Ein paar Räume weiter blickte Ren Kouen von seiner Schriftrolle auf. Er wusste, Krieg war eine schmutzige Angelegenheit, aber so schmutzig, dass sie gleich zu stinken begann?

Misstrauisch ließ er den Blick durch sein Arbeitszimmer gleiten.

Irgendwie kam ihm dieser beißende Gestank bekannt vor. Es roch streng, unangenehm und ziemlich ranzig.

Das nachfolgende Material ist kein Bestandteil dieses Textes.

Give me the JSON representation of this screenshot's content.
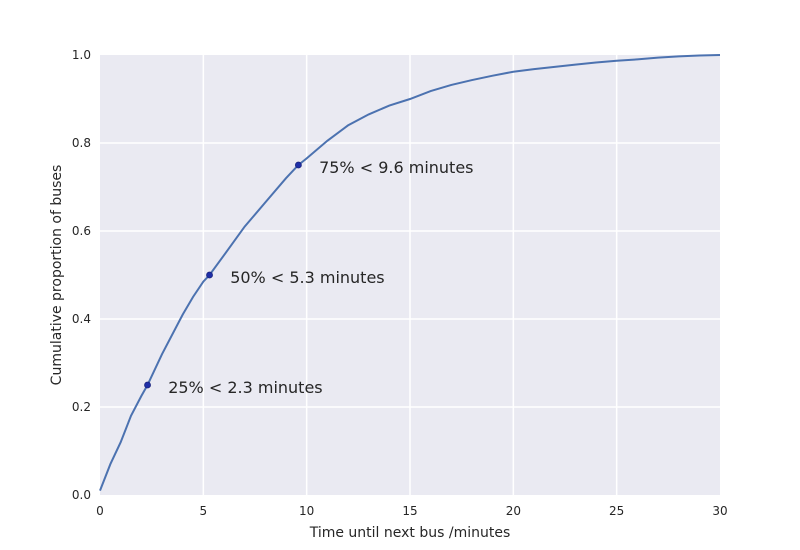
{
  "chart_data": {
    "type": "line",
    "title": "",
    "xlabel": "Time until next bus /minutes",
    "ylabel": "Cumulative proportion of buses",
    "xlim": [
      0,
      30
    ],
    "ylim": [
      0,
      1.0
    ],
    "grid": true,
    "xticks": [
      0,
      5,
      10,
      15,
      20,
      25,
      30
    ],
    "xtick_labels": [
      "0",
      "5",
      "10",
      "15",
      "20",
      "25",
      "30"
    ],
    "yticks": [
      0,
      0.2,
      0.4,
      0.6,
      0.8,
      1.0
    ],
    "ytick_labels": [
      "0.0",
      "0.2",
      "0.4",
      "0.6",
      "0.8",
      "1.0"
    ],
    "series": [
      {
        "color": "#4c72b0",
        "x": [
          0,
          0.5,
          1,
          1.5,
          2,
          2.3,
          3,
          4,
          4.5,
          5,
          5.3,
          6,
          7,
          8,
          9,
          9.6,
          10,
          11,
          12,
          13,
          14,
          15,
          16,
          17,
          18,
          19,
          20,
          21,
          22,
          23,
          24,
          25,
          26,
          27,
          28,
          29,
          30
        ],
        "y": [
          0.01,
          0.07,
          0.12,
          0.18,
          0.225,
          0.25,
          0.32,
          0.41,
          0.45,
          0.485,
          0.5,
          0.545,
          0.61,
          0.665,
          0.72,
          0.75,
          0.765,
          0.805,
          0.84,
          0.865,
          0.885,
          0.9,
          0.918,
          0.932,
          0.943,
          0.953,
          0.962,
          0.968,
          0.973,
          0.978,
          0.983,
          0.987,
          0.99,
          0.994,
          0.997,
          0.999,
          1.0
        ]
      }
    ],
    "markers": [
      {
        "x": 2.3,
        "y": 0.25
      },
      {
        "x": 5.3,
        "y": 0.5
      },
      {
        "x": 9.6,
        "y": 0.75
      }
    ],
    "annotations": [
      {
        "text": "25% < 2.3 minutes",
        "x": 3.3,
        "y": 0.245
      },
      {
        "text": "50% < 5.3 minutes",
        "x": 6.3,
        "y": 0.495
      },
      {
        "text": "75% < 9.6 minutes",
        "x": 10.6,
        "y": 0.745
      }
    ],
    "colors": {
      "background": "#eaeaf2",
      "grid": "#ffffff",
      "line": "#4c72b0",
      "marker": "#1f2fa8"
    }
  }
}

Schließlich erhob er sich, um seiner Nase folgend durch das Zimmer zu marschieren.

Schriftrollen pflegten nicht ranzig zu werden, die fingen höchstens an zu bröckeln. Und trotzdem war es ihm als würde dieser furchtbare Gestank direkt aus seinem Regal kommen.

Neugierig schob er eine besonders dicke Rolle zur Seite, nur um hinter ihr eine ihm unbekannte Schale zu entdecken. Ein mutiger Griff nach dem teuren Porzellan, ein kurzer Blick ohne dabei einzuatmen.

Waren das etwa Tintenfischbällchen?

Reste vom letzten Qixi?

Das war doch bestimmt schon mindestens drei Woch – Kouen stöhnte als der Geruch sich unbarmherzig in seine Nase fraß und damit alle sein Fragen auf einmal beantwortete.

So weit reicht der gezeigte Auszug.